Jovem viu pai morrer em Bucha e conta: "Fui atingido por soldado russo"
O adolescente de 15 anos pode vir a testemunhar no julgamento de crime de guerra, na Ucrânia, segundo um especialista norte-americano.
© Reuters
Mundo Rússia/Ucrânia
Um adolescente e o seu pai deslocavam-se nas suas bicicletas, às quais amarraram um pano branco, quando foram surpreendidos por um soldado, que lhes perguntou o que estavam a fazer. Segundo a Associated Press (AP), não houver sequer tempo para responderem antes de o militar disparar contra eles - ignorando as mãos no ar e o sinal de paz que tinha sido amarrado para que se pudessem deslocar em segurança.
Semanas depois, Yura está deitado no chão e, acompanhado pela sua mãe, conta como sobreviveu ao ataque do oficial russo, que apareceu de um caminho de terra na cidade, onde os cenários de guerra despoletaram uma viragem neste conflito - quando, ao descobrirem-se sinais de tortura em civis os líderes mundiais começaram a chamar a guerra de Putin de genocídio.

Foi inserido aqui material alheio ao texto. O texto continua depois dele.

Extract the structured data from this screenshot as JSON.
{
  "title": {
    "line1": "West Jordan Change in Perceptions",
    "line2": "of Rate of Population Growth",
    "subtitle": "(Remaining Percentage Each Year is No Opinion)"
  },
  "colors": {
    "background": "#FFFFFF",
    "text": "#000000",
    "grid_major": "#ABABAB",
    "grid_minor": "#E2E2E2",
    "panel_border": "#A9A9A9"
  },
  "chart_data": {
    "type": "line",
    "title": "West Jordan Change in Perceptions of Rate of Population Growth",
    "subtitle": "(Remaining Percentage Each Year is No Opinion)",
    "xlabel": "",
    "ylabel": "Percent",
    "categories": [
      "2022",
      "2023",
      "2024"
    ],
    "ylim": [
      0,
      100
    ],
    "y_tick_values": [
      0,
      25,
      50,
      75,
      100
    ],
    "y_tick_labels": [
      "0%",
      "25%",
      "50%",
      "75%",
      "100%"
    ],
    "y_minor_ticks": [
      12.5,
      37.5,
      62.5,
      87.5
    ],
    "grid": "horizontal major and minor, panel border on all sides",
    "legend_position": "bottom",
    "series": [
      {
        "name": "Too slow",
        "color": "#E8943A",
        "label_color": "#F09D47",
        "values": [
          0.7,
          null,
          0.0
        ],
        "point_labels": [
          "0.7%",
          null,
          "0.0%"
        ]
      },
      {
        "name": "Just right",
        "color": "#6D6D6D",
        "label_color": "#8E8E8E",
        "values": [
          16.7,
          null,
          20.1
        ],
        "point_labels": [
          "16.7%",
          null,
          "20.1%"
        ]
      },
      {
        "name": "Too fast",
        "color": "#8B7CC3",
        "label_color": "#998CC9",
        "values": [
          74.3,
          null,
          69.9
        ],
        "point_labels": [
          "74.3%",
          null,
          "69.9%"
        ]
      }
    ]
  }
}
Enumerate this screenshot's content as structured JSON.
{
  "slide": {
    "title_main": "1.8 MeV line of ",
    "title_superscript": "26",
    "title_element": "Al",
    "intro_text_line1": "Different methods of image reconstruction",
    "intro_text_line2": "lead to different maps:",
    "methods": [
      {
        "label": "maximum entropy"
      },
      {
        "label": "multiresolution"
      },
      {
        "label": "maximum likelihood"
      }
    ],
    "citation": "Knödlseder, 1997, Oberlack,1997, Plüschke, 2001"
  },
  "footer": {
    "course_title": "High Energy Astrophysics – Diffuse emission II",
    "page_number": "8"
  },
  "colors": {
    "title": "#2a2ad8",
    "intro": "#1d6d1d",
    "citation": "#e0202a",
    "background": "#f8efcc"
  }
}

O rapaz de agora 15 anos contou à AP que se manteve assim como estava, deitado, até o soldado abandonar o local. Yura tem agora uma marca no ombro, onde a bala acertou.
“Quando finalmente chegou a casa, a família chamou a polícia. Segundo o tio de Yura, Andriy, os agentes disseram que não sabiam o que fazer com o caso”, conta a agência, acrescentando que o procurador de Bucha, responsável pelo caso, continua a trabalhar nele.
Ruslan Kravchenkoa falou com a AP, explicando que “todas as crianças que foram mortas ou feridas de forma deliberada” pelos soldados russos, uma vez que há sempre panos brancos ou sinais com a palavra “crianças” durante evacuações, e, neste caso, deslocações.
Desde que o conflito começou, e segundo as autoridades locais, já morreram pelo menos 31 menores e 19 ficaram feridas devido à invasão das tropas russas.
Segundo lembra a AP, por norma as crianças não tidas em consideração para testemunhar devido à sua vulnerabilidade ou memórias imprecisas. No entanto, um especialista norte-americano com quem a agência de notícias falou diz que este caso pode ser uam exceção. “Os procuradores podem querer avançar porque a vítima ainda está viva e pode potencialmente testemunhar”, disse Ryan Goodman. “Pode ser difícil, senão impossível para um arguido justificar-se numa tentativa de homicídio de uma criança”, acrescentou.
Yura correu para longe do cadáver do pai, a quem as balas não passaram de raspão. Só no dia seguinte a família recuperou o corpo, tendo a avó implorado às autoridades russas para que a deixassem aproximar do local.
“Com as suas armas levantadas, [os soldados russos] deixaram-na andar à frente deles. Um outro soldado gritou, de longe: ‘Não venhas para aqui ou vamos matar-te’”, conta a AP, acrescentando que a família trouxe o corpo num carrinho de mão. O cadáver acabou por ser enterrado no quintal da casa.
Dois dias depois da tentativa de homicídio, Yura e a sua família saíram de Bucha por um corredor de segurança e o rapaz, que trazia o ombro com uma ligadura, foi questionado por soldados russos sobre o que tinha acontecido. “Fui atingido por um soldado russo”, respondeu-lhes Yura, ao mesmo tempo que a sua mãe se sentiu horrorizada. “Senti tudo a colapsar dentro de mim [...] Achei que nos iam alvejar a todos”, contou, explicando que esses soldados os deixaram passar, saindo da cidade, não sem antes passarem por onde o ataque ao pai de Yura tinha acontecido.
À medida que a procuradoria-geral da Ucrânia vai anunciando que já tem milhares de possíveis crimes de guerra, tendo esta quarta-feira sido conhecido o primeiro soldado russo que será julgado por crimes de guerra, a família de Yura não perde a esperança de que que seja feita justiça-
“Não sou apenas eu que quero justiça [...] Os ucranianos estão possivelmente ainda a ser torturados e mortas”, conta o rapaz.